Un Nigérian est jugé lundi à Lausanne pour avoir fait passer deux compatriotes mineures en Suisse pour qu’elles s’y prostituent (photo d'illustration). © KEYSTONE/JEAN-CHRISTOPHE BOTT
Un Nigérian est jugé lundi à Lausanne pour avoir fait passer deux compatriotes mineures en Suisse pour qu’elles s’y prostituent (photo d'illustration). © KEYSTONE/JEAN-CHRISTOPHE BOTT


Publié le 08.03.2021


Le Tribunal correctionnel de Lausanne juge lundi un Nigérian de 49 ans. Ce père de famille est accusé d’avoir passé deux compatriotes mineures en Suisse pour qu’elles s’y prostituent avec la complicité active de sa compagne.

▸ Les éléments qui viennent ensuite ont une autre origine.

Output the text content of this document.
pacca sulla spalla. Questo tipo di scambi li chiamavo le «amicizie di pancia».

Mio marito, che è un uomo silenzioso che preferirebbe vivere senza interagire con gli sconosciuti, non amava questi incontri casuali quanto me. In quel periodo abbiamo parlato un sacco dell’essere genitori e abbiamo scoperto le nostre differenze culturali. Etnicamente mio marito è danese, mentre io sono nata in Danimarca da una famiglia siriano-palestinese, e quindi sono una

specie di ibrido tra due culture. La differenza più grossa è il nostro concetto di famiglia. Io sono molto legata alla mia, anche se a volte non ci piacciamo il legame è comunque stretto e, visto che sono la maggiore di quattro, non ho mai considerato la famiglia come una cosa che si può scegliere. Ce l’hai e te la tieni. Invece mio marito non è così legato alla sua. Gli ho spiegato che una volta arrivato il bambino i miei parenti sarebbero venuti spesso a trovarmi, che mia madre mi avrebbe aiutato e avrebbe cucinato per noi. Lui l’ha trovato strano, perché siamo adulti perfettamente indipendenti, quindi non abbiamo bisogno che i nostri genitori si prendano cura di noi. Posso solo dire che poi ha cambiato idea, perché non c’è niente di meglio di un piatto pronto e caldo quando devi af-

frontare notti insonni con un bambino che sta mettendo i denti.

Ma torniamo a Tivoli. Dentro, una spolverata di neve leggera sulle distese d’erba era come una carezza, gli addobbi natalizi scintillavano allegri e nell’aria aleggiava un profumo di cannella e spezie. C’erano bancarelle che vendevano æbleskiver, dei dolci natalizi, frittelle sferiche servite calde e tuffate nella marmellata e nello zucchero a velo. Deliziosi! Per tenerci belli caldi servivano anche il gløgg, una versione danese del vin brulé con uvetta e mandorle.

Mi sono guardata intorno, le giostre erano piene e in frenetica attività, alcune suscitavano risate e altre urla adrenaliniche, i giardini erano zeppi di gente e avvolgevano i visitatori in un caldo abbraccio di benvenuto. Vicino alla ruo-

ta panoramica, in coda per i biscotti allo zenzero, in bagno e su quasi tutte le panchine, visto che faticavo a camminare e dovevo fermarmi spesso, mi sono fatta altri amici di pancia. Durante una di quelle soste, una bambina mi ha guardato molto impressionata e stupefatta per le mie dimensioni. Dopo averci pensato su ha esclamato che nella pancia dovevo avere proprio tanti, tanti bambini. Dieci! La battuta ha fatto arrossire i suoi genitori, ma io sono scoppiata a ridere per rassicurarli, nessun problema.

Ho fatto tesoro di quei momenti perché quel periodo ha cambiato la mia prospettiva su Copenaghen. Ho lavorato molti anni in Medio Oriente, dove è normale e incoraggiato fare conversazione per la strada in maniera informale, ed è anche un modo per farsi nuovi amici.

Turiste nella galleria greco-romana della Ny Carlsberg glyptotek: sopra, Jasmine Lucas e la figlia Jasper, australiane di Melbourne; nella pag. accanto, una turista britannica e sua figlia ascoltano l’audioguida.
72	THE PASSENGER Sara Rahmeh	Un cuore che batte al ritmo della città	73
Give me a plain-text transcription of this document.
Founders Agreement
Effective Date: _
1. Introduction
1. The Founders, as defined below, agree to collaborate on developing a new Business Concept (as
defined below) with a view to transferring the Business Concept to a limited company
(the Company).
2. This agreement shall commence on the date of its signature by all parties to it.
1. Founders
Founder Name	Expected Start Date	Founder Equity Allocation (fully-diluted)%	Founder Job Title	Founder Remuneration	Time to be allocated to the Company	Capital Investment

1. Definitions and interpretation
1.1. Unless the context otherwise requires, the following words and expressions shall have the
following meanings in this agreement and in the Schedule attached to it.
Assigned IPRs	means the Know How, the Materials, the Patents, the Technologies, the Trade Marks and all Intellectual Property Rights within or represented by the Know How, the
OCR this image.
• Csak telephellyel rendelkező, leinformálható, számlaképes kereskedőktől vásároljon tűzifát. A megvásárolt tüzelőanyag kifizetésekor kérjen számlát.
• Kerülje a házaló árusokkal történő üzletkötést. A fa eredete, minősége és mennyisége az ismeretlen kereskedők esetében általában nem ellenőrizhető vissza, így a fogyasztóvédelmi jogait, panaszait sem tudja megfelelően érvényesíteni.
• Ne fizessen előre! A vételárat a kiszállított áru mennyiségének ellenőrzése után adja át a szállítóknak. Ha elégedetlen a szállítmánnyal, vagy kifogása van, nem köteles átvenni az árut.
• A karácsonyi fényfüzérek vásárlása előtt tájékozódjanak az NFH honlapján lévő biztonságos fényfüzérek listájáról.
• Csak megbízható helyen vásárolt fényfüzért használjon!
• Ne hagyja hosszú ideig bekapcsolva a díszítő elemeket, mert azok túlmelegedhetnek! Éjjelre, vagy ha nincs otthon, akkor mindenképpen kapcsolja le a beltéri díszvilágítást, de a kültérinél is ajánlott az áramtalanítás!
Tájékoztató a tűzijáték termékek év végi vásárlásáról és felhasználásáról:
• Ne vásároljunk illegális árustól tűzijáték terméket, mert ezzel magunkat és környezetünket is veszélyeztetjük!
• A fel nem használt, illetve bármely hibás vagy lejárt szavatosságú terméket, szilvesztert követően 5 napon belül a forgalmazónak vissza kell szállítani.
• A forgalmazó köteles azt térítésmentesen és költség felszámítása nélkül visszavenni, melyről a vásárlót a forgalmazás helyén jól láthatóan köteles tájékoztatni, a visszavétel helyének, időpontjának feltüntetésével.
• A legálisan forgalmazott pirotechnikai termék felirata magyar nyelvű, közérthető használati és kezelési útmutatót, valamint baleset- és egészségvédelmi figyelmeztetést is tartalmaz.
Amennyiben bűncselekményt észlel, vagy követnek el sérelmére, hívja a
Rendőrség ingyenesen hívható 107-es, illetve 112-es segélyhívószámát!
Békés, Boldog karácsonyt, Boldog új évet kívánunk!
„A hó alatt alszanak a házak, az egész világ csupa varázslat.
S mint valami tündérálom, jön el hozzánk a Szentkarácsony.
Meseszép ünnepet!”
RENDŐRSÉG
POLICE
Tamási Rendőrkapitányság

Il est prévenu de traite d’êtres humains qualifié, de blanchiment d’argent et d’incitation à l’entrée et au séjour illégal. Rien que pour le premier de ces trois chefs d’accusation, cet homme domicilié avec sa femme à Nancy (F), où il a demandé l’asile politique et vit de l’aide sociale, encourt un minimum d’une année de prison ferme.

Le prévenu, qui "naviguait" entre la Suisse, l’Italie et l’Espagne au moment des faits, est jugé pour avoir fait rentrer illégalement en Suisse en 2016 deux compatriotes de 14 et 15 ans afin de les obliger à se prostituer. Et ce avec la complicité active de son épouse. Ces deux jeunes femmes, aujourd’hui âgées de 19 et 20 ans, issues de milieux modestes, ont été soumises au "juju". Ce rituel d’ordre magique, en vigueur dans le sud du Nigéria, laisse croire à ses victimes que du mal pourrait leur être fait et à leur famille si elles venaient à désobéir.

Battues et menacées de mort

Une fois en Suisse, les deux mineures ont été contraintes à se prostituer en prétendant être majeures sous la surveillance d’une certaine Mirabelle. Les deux Nigérianes ont été battues et menacées de mort par l’épouse du prévenu. Elles étaient aussi contraintes à reverser tous leurs gains, au prétexte de rembourser chacune les 40'000 euros qui auraient été engagés dans leur venue en Europe via le Niger, la Libye et l’Italie.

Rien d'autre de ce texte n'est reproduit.